This is now the third and presumably album of an exciting series by three outstanding musicians.
The German violinist Isabelle Faust (yes, I’m a big fan, see here or here), the Russian pianist Alexander Melnikov, and the French cellist Jean-Guihen Queyras are all great musicians individually, but get even better when they play together.
An excellent example is their recording of some Beethoven Trios on Harmonia Mundi some years ago, and Faust’s and Melnikov’s collaboration on Beethoven’s and Brahms’ violin sonatas are among my absolute favorites (the latter made it as part of my top 5 classical albums in 2015).
In this particular project, the three have decided to attack Schumann, and to couple one of his 3 piano trios with one of his orchestral solo works, playing with the Freiburger Barockorchester under Pablo Heras-Casado, on Harmonia Mundi.
Faust started, coupling his piano trio with his relatively unknown violin concerto back in early 2015. I really like this album.
Some month later Melnikov got his chance to play the famous piano concerto (see my 4 star review here) with piano trio no. 2.
So here we are at release no. 3, focusing obviously on the Cello concerto, and the remaining trio no. 1.
Schumann: Cello Concerto and Piano Trio No. 1 – Jean Guihen Queyras – Pablo Heras-Casado – Freiburger Barockorchester (Harmonia Mundi 2016)
I expected quite a lot from this album, given that I really liked the two predecessors. However, on the Cello concerto I’m not exactly getting what I expected.
Schumann to me is one of the highest points of romanticism. I really like the energy, passion, and drama in his orchestral works. However, both Queyras and Heras-Casado chose a more subdued approach here, and I unfortunately constantly feel I’m missing something.

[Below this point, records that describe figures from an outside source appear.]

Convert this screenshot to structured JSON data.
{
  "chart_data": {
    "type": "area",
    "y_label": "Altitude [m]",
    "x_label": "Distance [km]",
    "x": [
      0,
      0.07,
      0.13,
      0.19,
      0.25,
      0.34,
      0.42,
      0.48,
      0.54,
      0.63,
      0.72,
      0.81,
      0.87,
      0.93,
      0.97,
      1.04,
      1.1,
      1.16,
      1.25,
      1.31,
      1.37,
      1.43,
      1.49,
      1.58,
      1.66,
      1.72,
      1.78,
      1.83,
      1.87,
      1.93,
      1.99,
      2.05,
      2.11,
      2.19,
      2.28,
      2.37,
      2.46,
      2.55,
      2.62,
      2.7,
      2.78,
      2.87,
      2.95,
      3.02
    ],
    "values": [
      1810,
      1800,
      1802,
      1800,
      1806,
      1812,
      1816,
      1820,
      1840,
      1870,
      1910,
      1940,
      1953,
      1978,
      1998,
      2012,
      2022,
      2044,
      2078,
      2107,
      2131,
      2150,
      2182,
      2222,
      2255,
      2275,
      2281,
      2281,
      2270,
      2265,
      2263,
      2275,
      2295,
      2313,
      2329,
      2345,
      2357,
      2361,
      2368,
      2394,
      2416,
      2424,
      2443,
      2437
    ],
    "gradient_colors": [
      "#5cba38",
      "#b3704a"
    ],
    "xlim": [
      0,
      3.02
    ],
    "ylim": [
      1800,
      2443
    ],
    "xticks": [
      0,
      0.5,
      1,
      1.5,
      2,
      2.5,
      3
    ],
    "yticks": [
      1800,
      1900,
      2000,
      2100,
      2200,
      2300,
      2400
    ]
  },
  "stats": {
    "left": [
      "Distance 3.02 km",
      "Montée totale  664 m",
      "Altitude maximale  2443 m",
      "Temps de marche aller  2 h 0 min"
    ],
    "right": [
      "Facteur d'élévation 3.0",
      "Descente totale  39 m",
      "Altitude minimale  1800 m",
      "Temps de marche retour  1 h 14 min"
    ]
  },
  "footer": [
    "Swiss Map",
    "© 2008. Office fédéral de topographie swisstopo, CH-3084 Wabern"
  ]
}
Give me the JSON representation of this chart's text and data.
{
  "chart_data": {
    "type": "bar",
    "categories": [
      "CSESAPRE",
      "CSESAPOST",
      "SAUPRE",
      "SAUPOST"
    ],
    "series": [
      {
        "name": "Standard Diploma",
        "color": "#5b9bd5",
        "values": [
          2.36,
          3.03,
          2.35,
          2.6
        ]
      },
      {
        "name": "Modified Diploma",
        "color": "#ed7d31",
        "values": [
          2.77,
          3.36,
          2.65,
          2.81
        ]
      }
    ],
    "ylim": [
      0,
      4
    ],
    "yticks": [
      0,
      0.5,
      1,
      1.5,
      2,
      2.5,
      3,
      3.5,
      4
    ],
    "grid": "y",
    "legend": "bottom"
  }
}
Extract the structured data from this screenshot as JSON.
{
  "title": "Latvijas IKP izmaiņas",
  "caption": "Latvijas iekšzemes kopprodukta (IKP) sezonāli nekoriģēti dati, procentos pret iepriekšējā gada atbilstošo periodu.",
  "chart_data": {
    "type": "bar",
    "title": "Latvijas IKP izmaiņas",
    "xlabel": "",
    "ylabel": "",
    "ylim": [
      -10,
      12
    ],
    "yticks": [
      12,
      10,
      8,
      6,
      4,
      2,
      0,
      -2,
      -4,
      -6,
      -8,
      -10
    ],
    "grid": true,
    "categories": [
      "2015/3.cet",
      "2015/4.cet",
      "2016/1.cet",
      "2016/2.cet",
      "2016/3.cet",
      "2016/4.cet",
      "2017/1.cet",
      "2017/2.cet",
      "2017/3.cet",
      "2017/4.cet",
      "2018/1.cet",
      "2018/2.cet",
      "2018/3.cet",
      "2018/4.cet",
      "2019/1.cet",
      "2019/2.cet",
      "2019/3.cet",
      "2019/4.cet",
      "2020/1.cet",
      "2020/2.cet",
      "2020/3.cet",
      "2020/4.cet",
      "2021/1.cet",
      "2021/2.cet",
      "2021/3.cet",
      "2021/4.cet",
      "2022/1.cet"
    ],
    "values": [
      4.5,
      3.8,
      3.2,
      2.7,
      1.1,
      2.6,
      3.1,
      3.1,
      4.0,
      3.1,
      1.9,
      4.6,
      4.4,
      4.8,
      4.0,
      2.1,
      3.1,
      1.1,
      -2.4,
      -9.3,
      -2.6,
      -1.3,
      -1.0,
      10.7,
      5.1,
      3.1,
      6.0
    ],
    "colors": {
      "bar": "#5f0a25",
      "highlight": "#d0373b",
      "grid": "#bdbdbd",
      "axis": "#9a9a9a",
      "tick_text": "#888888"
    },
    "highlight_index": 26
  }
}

To explain what I mean, let me refer to my two personal reference versions for this concerto, by the legendary Jacqueline du Pré (playing with Daniel Barenboim), and even more, Janos Starker with Antal Dorati and the London Symphony. Do you hear the passion, the power?
Here is a Youtube example of du Pré:
Maybe I just need to listen to the Queyras version more to get used to it, but so far it just doesn’t pull me in enough.
Obviously, we are talking about an excellent soloist (I really like his Bach Cello Suites for example) with a great orchestra, so fundamentally this remains a good recording, it is just not my cup of tea.
However, going back to the chamber music, all is well. These three trios, spread over 3 albums, will remain my reference version of these works for a foreseeable future.
My rating: 4 stars, averaging 3 stars for the Cello Concerto and 5 stars for the trio.